Identity crosses framework boundaries cleanly. Execution carries too much framework-specific structure to follow.
So what doesn't survive the trip across frameworks? These frameworks implement execution differently because they start from different theories about what agent cognition looks like: graph traversal in LangGraph, role delegation in CrewAI, conversational reasoning in AutoGen. The ecosystem may not converge on those questions. It might be a genuine plurality, five different answers to what thinking looks like when software does it.
GitAgent found a real seam. Whether it holds as agents grow more stateful, as the distance between what an agent knows and how it acts on that knowledge widens, is something the tool's own architecture makes visible, even if it can't resolve it yet.
Things to follow up on...
- MCP's enterprise readiness gap: The 2026 MCP roadmap names enterprise readiness as a top priority, but the Enterprise Working Group doesn't exist yet, and the items on the list are pre-RFC.

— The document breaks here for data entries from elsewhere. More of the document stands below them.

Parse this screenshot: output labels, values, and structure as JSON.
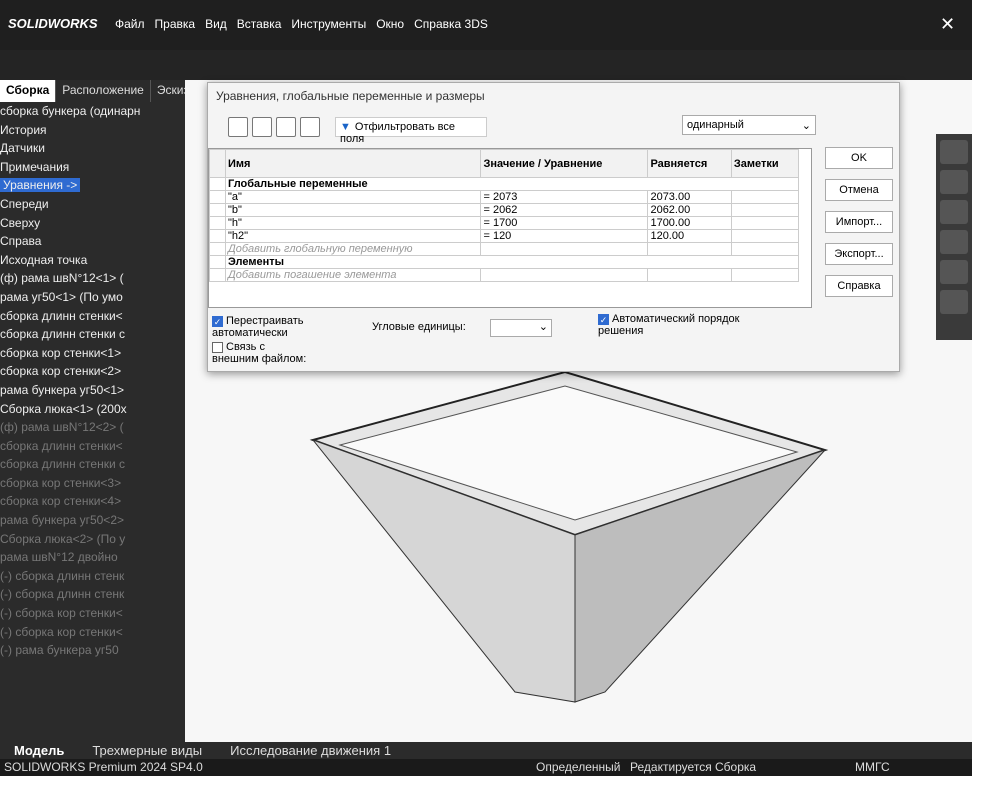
{
  "app": {
    "name": "SOLIDWORKS"
  },
  "menu": [
    "Файл",
    "Правка",
    "Вид",
    "Вставка",
    "Инструменты",
    "Окно",
    "Справка 3DS"
  ],
  "tabs": [
    "Сборка",
    "Расположение",
    "Эскиз"
  ],
  "tree": [
    {
      "label": "сборка бункера (одинарн",
      "dim": false
    },
    {
      "label": "История",
      "dim": false
    },
    {
      "label": "Датчики",
      "dim": false
    },
    {
      "label": "Примечания",
      "dim": false
    },
    {
      "label": "Уравнения ->",
      "dim": false,
      "selected": true
    },
    {
      "label": "Спереди",
      "dim": false
    },
    {
      "label": "Сверху",
      "dim": false
    },
    {
      "label": "Справа",
      "dim": false
    },
    {
      "label": "Исходная точка",
      "dim": false
    },
    {
      "label": "(ф) рама швN°12<1> (",
      "dim": false
    },
    {
      "label": "рама уг50<1> (По умо",
      "dim": false
    },
    {
      "label": "сборка длинн стенки<",
      "dim": false
    },
    {
      "label": "сборка длинн стенки с",
      "dim": false
    },
    {
      "label": "сборка кор стенки<1>",
      "dim": false
    },
    {
      "label": "сборка кор стенки<2>",
      "dim": false
    },
    {
      "label": "рама бункера уг50<1>",
      "dim": false
    },
    {
      "label": "Сборка люка<1> (200x",
      "dim": false
    },
    {
      "label": "(ф) рама швN°12<2> (",
      "dim": true
    },
    {
      "label": "сборка длинн стенки<",
      "dim": true
    },
    {
      "label": "сборка длинн стенки с",
      "dim": true
    },
    {
      "label": "сборка кор стенки<3>",
      "dim": true
    },
    {
      "label": "сборка кор стенки<4>",
      "dim": true
    },
    {
      "label": "рама бункера уг50<2>",
      "dim": true
    },
    {
      "label": "Сборка люка<2> (По у",
      "dim": true
    },
    {
      "label": "рама швN°12 двойно",
      "dim": true
    },
    {
      "label": "(-) сборка длинн стенк",
      "dim": true
    },
    {
      "label": "(-) сборка длинн стенк",
      "dim": true
    },
    {
      "label": "(-) сборка кор стенки<",
      "dim": true
    },
    {
      "label": "(-) сборка кор стенки<",
      "dim": true
    },
    {
      "label": "(-) рама бункера уг50",
      "dim": true
    }
  ],
  "dialog": {
    "title": "Уравнения, глобальные переменные и размеры",
    "filter": "Отфильтровать все поля",
    "unit": "одинарный",
    "headers": [
      "Имя",
      "Значение / Уравнение",
      "Равняется",
      "Заметки"
    ],
    "section_globals": "Глобальные переменные",
    "vars": [
      {
        "name": "\"a\"",
        "eq": "= 2073",
        "val": "2073.00"
      },
      {
        "name": "\"b\"",
        "eq": "= 2062",
        "val": "2062.00"
      },
      {
        "name": "\"h\"",
        "eq": "= 1700",
        "val": "1700.00"
      },
      {
        "name": "\"h2\"",
        "eq": "= 120",
        "val": "120.00"
      }
    ],
    "add_global": "Добавить глобальную переменную",
    "section_elements": "Элементы",
    "add_suppress": "Добавить погашение элемента",
    "buttons": [
      "OK",
      "Отмена",
      "Импорт...",
      "Экспорт...",
      "Справка"
    ],
    "opt_rebuild": "Перестраивать автоматически",
    "opt_link": "Связь с внешним файлом:",
    "angle_label": "Угловые единицы:",
    "opt_order": "Автоматический порядок решения"
  },
  "bottom_tabs": [
    "Модель",
    "Трехмерные виды",
    "Исследование движения 1"
  ],
  "status": {
    "left": "SOLIDWORKS Premium 2024 SP4.0",
    "defined": "Определенный",
    "editing": "Редактируется Сборка",
    "units": "ММГС"
  }
}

- Framework convergence toward graphs: Multiple framework comparisons note a trend toward graph-based orchestration across CrewAI, AutoGen, and others, which could narrow the execution-layer gap that makes agent portability hard.
- Agent silos at scale: A Salesforce/MuleSoft survey found that 50% of enterprise agents operate in isolation rather than as part of multi-agent systems, making the question of how agent definitions move between environments increasingly practical.
- AutoGen's uncertain future: Microsoft has shifted AutoGen toward maintenance mode in favor of its broader Agent Framework, which raises questions about the longevity of one of GitAgent's five export targets.